Il y aura cinq épreuves au programme de Beijing 2022, dont une nouvelle, en équipe mixte, qui fera ses grands débuts aux Jeux Olympiques d’hiver.

Vous trouverez ici une présentation du saut à ski à Beijing 2022, avec l’histoire de ce sport, les meilleurs sauteurs à ski à suivre, des informations sur les sites, et bien plus encore !

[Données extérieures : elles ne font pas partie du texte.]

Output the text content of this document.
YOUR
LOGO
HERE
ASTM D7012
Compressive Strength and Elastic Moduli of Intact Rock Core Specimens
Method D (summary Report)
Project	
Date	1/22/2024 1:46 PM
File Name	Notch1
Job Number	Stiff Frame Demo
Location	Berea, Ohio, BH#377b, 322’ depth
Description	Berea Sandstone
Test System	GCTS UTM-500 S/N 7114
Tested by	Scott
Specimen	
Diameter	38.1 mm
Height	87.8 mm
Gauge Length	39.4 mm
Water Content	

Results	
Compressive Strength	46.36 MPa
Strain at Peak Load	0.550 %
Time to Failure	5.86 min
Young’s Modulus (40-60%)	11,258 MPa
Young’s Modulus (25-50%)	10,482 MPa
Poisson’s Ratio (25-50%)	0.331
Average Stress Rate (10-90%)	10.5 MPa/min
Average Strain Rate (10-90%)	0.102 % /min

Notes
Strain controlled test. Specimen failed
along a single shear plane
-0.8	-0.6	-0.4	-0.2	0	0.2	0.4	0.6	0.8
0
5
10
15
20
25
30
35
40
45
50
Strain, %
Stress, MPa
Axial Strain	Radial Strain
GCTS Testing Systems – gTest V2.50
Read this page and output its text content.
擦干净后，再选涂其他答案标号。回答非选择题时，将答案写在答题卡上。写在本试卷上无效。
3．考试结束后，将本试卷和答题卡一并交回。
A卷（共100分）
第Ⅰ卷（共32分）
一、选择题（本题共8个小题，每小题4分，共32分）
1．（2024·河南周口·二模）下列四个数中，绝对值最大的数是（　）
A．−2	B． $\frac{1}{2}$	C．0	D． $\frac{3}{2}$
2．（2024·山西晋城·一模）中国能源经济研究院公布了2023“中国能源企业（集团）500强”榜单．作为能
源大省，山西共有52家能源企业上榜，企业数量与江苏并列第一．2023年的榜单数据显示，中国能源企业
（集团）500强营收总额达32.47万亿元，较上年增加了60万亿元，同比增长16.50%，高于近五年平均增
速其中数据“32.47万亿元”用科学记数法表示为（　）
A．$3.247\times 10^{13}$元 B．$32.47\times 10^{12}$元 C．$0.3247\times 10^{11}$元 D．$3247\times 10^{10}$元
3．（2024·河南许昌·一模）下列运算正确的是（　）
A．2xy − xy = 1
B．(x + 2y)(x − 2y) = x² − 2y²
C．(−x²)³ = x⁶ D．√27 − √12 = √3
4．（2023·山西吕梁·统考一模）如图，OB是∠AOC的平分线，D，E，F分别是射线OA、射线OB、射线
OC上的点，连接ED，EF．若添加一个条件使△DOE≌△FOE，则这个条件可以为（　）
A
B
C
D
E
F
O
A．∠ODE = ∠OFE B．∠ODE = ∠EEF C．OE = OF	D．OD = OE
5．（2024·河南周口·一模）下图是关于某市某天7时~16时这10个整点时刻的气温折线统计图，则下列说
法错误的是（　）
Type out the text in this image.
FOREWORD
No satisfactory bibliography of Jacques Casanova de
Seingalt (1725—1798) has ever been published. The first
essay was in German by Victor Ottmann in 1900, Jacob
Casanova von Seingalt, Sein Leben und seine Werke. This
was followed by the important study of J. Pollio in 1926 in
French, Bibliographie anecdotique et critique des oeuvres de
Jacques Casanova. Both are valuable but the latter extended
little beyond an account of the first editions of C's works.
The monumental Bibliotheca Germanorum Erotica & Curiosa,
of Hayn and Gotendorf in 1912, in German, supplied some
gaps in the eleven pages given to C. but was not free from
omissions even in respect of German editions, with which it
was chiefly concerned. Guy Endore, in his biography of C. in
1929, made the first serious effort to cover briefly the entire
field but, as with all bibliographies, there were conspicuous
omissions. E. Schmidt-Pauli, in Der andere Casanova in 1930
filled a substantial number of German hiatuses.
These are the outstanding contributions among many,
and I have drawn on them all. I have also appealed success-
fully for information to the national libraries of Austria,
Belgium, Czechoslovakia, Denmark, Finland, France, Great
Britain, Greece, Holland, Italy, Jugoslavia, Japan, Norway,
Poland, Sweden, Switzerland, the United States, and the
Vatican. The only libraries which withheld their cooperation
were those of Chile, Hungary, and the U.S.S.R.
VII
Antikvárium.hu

Les meilleurs sauteurs à ski olympiques de Beijing 2022

La Slovène Ema Klinec, qui avait terminé à la 14ème place à PyeongChang, s’est imposée sur le tremplin normal aux Mondiaux 2021. Après ses performances de haut-vol lors de ce rendez-vous (elle s’est également adjugée la médaille d’argent en tremplin normal par équipes femmes), ne vous étonnez pas de voir l’athlète de 22 ans se placer dans la course à la médaille d'or à Pékin.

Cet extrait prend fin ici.